世博会告一段落,然而簪花脱籍之事,在福建路乃至江南一带,掀起议论和效仿的狂潮。
各地州府瓦肆皆停业,官妓、乐妓,市妓纷纷罢工,死即解衣,纺织赎籍之策成为唯一出路,势不可挡。
至于富户豪门私人蓄养的家妓,也不再接受以及不再需要为主人待客,泉州一带,渐有蓄妓不齿之风。
地方官纷纷上书东京,而东京方面,晏殊作为三司使,不评判道德,以经济理性说服吕夷简等核心官僚,吕夷简为维稳默许,所以最后飞回各地的,是一个“准”字。
皆因泉州的夏税交出了一张一州超越一路税收的漂亮答卷,同时将娼妓所制衣衫送至延州,彻底圆了这场节衣援军的忠义神话。
边关将士感天动地,妇孺报国纺织援军。
秦香莲不如何在意历史如何书写,她更在意切实的利益,因为真相她会自行设法保存,所以对于被篡改的叙事,她很平静。
但对纺织赎籍之策,秦香莲并不乐观,朝廷虽定义了纺织赎籍的规则,但制度是活的。
境随心转,制随权转。
她们什么都没有做错,却和罪犯一样,接受义务劳动,真正该劳动赎罪的,是那些剽客,是鸨母,是设置这套贱籍制度的人,是背后之人。
秦香莲没有向众人表达自己心中的愤怒和不满,因为大家都很高兴,也很悲伤,高兴于未来的希望,悲伤于过去的死亡。
无论如何,这场利益驱动下的变革,已就此告一段落。
接下来,是如何贯彻和落实这套制度的问题。泉州经过许久商议,终于给出了自己的答案,而各州府也不吝效仿。

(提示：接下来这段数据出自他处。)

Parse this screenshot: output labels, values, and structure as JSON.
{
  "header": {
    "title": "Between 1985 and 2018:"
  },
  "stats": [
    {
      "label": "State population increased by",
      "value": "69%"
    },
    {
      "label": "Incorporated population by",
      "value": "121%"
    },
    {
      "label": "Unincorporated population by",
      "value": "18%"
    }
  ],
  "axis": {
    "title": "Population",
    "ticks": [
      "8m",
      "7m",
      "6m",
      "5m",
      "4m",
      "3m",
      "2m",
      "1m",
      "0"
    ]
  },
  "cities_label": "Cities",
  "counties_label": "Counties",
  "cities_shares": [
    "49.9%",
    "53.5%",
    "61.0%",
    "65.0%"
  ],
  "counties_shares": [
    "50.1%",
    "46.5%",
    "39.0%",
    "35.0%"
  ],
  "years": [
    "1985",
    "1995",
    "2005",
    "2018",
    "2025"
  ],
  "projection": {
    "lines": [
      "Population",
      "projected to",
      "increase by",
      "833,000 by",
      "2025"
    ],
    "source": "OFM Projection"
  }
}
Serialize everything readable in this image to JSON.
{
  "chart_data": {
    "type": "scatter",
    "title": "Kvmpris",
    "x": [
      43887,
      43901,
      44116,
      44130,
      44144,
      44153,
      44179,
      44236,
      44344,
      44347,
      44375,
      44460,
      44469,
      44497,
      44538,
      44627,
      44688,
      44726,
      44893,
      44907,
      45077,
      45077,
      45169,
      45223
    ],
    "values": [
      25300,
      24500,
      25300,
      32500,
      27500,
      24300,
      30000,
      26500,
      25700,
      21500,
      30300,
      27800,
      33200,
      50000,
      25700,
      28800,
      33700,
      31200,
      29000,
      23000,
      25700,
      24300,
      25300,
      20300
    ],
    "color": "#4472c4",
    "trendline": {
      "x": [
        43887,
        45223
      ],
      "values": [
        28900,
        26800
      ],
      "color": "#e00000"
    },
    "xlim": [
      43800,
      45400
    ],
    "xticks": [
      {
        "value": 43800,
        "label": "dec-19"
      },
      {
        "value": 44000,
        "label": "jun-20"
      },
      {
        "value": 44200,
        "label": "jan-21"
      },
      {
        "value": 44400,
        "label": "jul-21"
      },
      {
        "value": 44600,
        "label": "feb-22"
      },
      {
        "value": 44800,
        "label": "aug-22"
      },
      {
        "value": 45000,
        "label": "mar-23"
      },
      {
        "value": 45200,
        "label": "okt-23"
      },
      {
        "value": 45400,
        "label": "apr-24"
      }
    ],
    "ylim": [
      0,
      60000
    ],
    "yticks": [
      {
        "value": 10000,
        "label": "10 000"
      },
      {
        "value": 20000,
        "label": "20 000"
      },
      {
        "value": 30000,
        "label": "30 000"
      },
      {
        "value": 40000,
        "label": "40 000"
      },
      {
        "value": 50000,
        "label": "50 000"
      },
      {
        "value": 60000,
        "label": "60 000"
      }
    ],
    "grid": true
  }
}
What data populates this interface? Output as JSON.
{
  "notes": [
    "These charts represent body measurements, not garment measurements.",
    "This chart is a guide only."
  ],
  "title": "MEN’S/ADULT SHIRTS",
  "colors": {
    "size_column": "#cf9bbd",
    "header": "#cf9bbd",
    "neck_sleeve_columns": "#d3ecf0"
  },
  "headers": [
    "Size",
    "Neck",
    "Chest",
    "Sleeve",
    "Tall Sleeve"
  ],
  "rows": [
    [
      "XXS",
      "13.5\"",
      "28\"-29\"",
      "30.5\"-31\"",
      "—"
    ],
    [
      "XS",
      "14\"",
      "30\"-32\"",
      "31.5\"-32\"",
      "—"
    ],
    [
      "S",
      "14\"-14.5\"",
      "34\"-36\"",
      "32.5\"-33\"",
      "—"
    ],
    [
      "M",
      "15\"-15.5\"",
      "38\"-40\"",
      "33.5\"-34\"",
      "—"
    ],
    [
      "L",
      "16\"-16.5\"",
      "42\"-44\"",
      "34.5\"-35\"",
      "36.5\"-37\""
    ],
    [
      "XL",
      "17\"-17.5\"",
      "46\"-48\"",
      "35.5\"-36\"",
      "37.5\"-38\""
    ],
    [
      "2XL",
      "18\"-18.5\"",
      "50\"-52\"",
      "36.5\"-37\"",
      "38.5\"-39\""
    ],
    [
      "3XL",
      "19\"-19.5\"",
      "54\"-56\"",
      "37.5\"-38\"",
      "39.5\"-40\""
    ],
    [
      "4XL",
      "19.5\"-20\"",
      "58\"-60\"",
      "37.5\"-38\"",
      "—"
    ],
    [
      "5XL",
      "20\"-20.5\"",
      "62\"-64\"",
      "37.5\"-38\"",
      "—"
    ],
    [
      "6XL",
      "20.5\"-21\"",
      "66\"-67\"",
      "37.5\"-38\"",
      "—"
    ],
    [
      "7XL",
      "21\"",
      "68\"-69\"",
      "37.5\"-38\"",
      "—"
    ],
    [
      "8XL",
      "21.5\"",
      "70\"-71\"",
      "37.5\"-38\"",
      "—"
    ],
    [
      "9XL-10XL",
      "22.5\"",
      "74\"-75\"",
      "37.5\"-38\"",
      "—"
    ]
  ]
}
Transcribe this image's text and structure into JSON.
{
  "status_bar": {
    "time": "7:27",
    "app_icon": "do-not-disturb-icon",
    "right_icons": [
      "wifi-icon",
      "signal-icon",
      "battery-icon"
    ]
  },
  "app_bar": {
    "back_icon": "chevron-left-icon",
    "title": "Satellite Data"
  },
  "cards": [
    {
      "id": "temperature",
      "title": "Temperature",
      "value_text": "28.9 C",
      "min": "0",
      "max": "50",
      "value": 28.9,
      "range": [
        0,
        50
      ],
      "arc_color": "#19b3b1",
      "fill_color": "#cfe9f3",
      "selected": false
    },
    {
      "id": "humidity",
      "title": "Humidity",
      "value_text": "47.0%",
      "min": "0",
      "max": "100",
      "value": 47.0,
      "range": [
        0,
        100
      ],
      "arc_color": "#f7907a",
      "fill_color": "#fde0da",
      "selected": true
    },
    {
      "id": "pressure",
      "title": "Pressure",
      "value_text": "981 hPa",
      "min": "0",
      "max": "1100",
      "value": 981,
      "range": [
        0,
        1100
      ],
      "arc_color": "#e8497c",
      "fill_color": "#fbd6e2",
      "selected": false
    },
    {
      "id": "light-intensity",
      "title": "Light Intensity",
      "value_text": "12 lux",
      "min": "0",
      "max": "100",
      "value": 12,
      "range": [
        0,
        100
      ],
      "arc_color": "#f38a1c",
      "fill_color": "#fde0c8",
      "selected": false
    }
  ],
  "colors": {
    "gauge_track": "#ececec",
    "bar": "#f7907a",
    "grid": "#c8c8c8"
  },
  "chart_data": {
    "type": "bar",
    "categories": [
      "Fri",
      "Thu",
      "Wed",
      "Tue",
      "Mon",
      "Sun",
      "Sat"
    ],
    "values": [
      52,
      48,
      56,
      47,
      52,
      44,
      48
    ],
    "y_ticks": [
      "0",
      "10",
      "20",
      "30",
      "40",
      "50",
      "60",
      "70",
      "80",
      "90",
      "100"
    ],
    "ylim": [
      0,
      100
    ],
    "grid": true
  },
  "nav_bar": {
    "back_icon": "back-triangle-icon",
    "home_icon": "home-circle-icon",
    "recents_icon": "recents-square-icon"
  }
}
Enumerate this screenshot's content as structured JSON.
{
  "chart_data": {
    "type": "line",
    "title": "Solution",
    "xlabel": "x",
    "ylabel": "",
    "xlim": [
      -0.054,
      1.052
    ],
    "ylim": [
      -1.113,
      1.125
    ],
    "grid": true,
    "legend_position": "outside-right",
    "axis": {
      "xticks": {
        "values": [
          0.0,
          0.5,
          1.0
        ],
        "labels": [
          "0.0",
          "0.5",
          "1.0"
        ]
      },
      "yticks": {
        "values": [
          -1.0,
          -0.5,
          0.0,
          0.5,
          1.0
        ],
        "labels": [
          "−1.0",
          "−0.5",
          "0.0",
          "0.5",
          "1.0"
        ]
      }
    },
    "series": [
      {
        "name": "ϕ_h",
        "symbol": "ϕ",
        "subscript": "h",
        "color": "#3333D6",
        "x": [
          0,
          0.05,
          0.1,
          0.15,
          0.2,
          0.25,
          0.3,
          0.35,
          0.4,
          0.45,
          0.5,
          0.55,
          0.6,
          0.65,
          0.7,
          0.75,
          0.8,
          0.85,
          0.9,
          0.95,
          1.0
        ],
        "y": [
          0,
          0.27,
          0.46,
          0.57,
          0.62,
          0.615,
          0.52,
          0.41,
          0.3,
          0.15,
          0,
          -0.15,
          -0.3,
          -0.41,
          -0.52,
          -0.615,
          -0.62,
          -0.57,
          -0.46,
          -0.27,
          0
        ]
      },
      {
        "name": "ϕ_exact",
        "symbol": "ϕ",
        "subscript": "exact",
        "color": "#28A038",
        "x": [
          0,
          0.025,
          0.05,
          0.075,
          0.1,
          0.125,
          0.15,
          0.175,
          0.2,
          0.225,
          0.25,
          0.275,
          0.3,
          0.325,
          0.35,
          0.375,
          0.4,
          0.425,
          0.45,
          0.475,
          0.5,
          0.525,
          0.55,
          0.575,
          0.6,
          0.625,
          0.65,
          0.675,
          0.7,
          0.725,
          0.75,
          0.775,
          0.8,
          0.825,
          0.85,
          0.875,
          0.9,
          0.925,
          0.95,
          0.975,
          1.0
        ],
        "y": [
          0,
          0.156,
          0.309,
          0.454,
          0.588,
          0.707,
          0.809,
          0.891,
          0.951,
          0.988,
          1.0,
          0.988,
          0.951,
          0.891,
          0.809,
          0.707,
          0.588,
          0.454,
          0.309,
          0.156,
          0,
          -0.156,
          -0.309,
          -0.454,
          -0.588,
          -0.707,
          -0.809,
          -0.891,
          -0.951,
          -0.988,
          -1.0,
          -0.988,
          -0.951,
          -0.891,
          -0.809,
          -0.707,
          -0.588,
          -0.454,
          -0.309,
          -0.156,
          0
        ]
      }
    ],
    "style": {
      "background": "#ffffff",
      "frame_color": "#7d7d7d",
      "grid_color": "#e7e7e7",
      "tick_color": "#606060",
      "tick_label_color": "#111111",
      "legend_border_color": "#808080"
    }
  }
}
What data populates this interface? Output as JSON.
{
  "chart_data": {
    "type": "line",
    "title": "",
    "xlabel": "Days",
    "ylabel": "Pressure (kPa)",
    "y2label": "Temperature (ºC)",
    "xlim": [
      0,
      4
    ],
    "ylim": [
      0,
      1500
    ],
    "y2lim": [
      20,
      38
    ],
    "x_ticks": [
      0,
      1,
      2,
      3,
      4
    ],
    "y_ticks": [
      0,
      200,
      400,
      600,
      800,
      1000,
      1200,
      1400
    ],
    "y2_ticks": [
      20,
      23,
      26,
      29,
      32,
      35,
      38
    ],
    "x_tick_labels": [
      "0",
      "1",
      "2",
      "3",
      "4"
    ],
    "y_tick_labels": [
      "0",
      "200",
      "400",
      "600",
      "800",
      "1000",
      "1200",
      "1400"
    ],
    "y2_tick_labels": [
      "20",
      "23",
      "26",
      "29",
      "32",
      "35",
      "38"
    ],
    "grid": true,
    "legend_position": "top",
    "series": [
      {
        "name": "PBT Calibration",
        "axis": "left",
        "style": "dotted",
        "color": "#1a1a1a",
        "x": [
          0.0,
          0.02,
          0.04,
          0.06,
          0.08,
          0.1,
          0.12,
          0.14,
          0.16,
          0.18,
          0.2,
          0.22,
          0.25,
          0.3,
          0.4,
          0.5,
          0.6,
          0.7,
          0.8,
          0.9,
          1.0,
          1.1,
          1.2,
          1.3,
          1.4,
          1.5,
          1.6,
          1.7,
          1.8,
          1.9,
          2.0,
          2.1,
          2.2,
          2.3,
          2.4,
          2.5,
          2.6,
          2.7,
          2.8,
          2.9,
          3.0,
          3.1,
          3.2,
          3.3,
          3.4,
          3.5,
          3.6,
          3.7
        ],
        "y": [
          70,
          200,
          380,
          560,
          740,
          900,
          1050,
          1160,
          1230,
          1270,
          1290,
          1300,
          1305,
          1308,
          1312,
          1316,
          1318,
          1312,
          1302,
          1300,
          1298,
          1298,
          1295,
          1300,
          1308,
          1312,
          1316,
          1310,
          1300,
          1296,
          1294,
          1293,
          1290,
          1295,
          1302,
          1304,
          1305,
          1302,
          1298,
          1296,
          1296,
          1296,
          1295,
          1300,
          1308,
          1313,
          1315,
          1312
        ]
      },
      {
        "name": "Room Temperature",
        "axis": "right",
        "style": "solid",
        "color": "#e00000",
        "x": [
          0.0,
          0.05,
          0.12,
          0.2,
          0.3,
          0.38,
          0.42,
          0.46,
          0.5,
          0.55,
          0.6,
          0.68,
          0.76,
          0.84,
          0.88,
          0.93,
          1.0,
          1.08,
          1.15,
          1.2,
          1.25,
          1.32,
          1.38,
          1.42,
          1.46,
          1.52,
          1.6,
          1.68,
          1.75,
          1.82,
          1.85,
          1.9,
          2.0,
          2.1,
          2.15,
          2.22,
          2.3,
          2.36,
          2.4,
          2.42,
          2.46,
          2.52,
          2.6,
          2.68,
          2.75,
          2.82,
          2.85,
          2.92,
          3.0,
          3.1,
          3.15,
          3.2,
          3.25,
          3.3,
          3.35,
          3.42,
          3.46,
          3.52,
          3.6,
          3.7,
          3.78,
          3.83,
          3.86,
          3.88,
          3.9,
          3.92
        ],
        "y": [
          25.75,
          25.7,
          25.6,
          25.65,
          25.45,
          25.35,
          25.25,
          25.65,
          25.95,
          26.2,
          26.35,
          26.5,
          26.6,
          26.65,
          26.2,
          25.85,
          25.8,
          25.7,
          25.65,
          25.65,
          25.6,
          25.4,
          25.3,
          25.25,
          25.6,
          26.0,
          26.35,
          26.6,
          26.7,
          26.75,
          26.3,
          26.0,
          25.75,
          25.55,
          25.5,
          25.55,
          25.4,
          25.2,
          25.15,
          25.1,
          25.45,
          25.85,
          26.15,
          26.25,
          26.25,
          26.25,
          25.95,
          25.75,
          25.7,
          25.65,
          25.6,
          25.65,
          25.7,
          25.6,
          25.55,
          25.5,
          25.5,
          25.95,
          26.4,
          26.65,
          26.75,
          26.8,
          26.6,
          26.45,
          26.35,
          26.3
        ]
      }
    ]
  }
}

官造纺织坊规模有限,而娼妓人口占比约泉州常住人口的百分之二,数千娼妓如何安置,成了不小的难题。
泉州市井十洲人,除却常住人口,有数万流动人口,其中大多也为男性,有巨大需求,娼妓行业由此兴盛,其中市妓应占八成,官妓、营妓次之,家妓数量难以统计但也有一定规模。